Parlamentar que renuncia ao mandato continua sendo julgado pelo STF?

O STF vai levar a plenário mais um caso de processo criminal contra parlamentar federal. Trata-se de processo criminal contra o agora ex-Deputado Federal mineiro Eduardo Azeredo, acusado de peculato e lavagem de dinheiro.

O parlamentar renunciou ao mandato. Especula-se que a razão da renúncia foi uma tentativa de retirar o processo do STF. Assim, pelo raciocínio, o processo seria encaminhado à primeira instância, em Minas Gerais, e a probabilidade de uma sentença transitada em julgada ficaria cada vez mais distante.

O Ministro Luís Roberto Barroso, do STF, já anunciou que não tomará a decisão de forma monocrática. Levará nos próximos dias o caso para ser decidido pelo Plenário do STF.

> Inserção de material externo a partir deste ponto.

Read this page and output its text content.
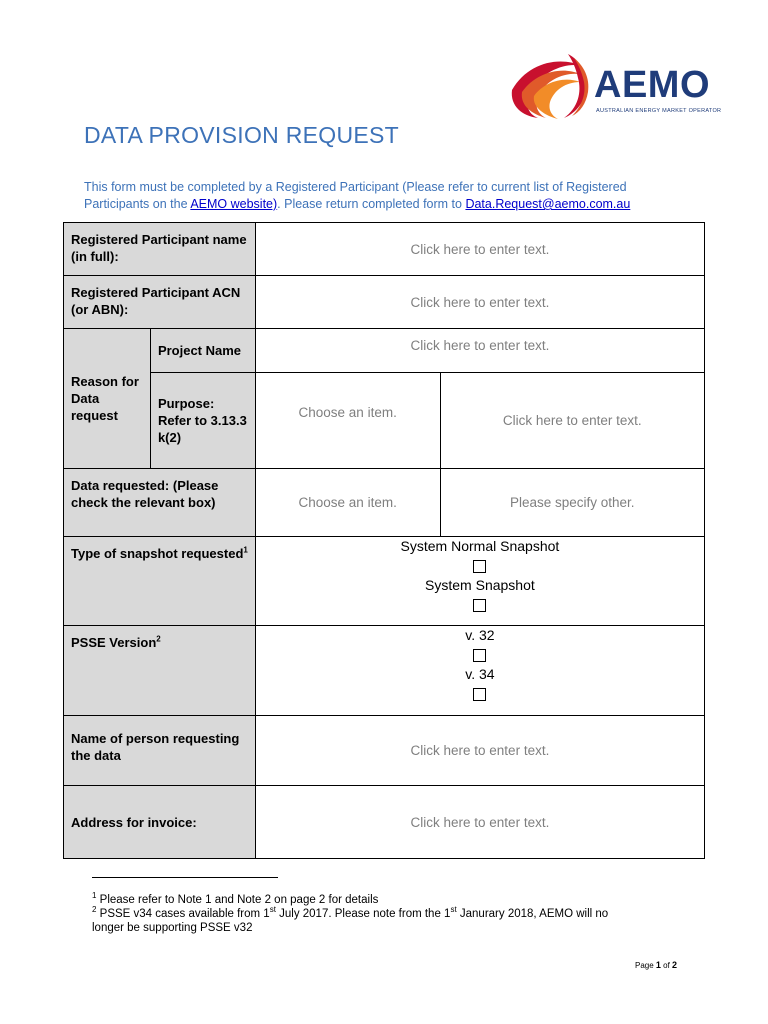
AEMO
AUSTRALIAN ENERGY MARKET OPERATOR
DATA PROVISION REQUEST
This form must be completed by a Registered Participant (Please refer to current list of Registered
Participants on the AEMO website). Please return completed form to Data.Request@aemo.com.au
Registered Participant name (in full):		Click here to enter text.	
Registered Participant ACN (or ABN):		Click here to enter text.	
Reason for Data request	Project Name	Click here to enter text.	
	Purpose: Refer to 3.13.3 k(2)	Choose an item.	Click here to enter text.
Data requested: (Please check the relevant box)		Choose an item.	Please specify other.
Type of snapshot requested$^1$		System Normal Snapshot
System Snapshot	

PSSE Version$^2$		v. 32
v. 34	

Name of person requesting the data		Click here to enter text.	
Address for invoice:		Click here to enter text.	
$^1$ Please refer to Note 1 and Note 2 on page 2 for details
$^2$ PSSE v34 cases available from 1st July 2017. Please note from the 1st Janurary 2018, AEMO will no
longer be supporting PSSE v32
Page 1 of 2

Assim, o parlamentar federal que renuncia ao mandato continua tendo o julgamento de seu processo criminal no STF? Este mesmo questionamento é feito para qualquer detentor de cargo eletivo que renuncia ao mandato, se continuaria tendo a prerrogativa constitucional de ser julgado pelo Tribunal respectivo ou se com o término de seu mandato haveria a remessa do processo à primeira instância. Trata-se de manobra jurídica que deve ser rechaçada pelo Supremo Tribunal ou temos um caso legítimo de uso do direito de renúncia e disposição do mandato, com as consequências respectivas, prosseguindo o processo como se fosse contra qualquer cidadão sem a prerrogativa de foro?

A questão já foi enfrentada pelo STF com decisões diversas.

Em 2007, quando do julgamento do parlamentar federal Ronaldo Cunha Lima (AP 333/PB), o réu – acusado da prática de tentativa de homicídio contra adversário política na Paraíba –  renunciou ao mandato na véspera do julgamento do caso já pautado na Suprema Corte. No caso, o STF entendeu que como houve renúncia, não havia mais parlamentar com prerrogativa de foro para ser julgado pelo STF. Assim, o processo deveria ser encaminhado à primeira instância:

“1. O réu, na qualidade de detentor do mandato de parlamentar federal, detém prerrogativa de foro perante o Supremo Tribunal Federal, onde deve ser julgado pela imputação da prática de crime doloso contra a vida. 2. A norma contida no art. 5º, XXXVIII, da Constituição da República, que garante a instituição do júri, cede diante do disposto no art. 102, I, b, da Lei Maior, definidor da competência do Supremo Tribunal Federal, dada a especialidade deste último. Os crimes dolosos contra a vida estão abarcados pelo conceito de crimes comuns. Precedentes da Corte. 3. A renúncia do réu produz plenos efeitos no plano processual, o que implica a declinação da competência do Supremo Tribunal Federal para o juízo criminal de primeiro grau. Ausente o abuso de direito que os votos vencidos vislumbraram no ato. 4. Autos encaminhados ao juízo atualmente competente”.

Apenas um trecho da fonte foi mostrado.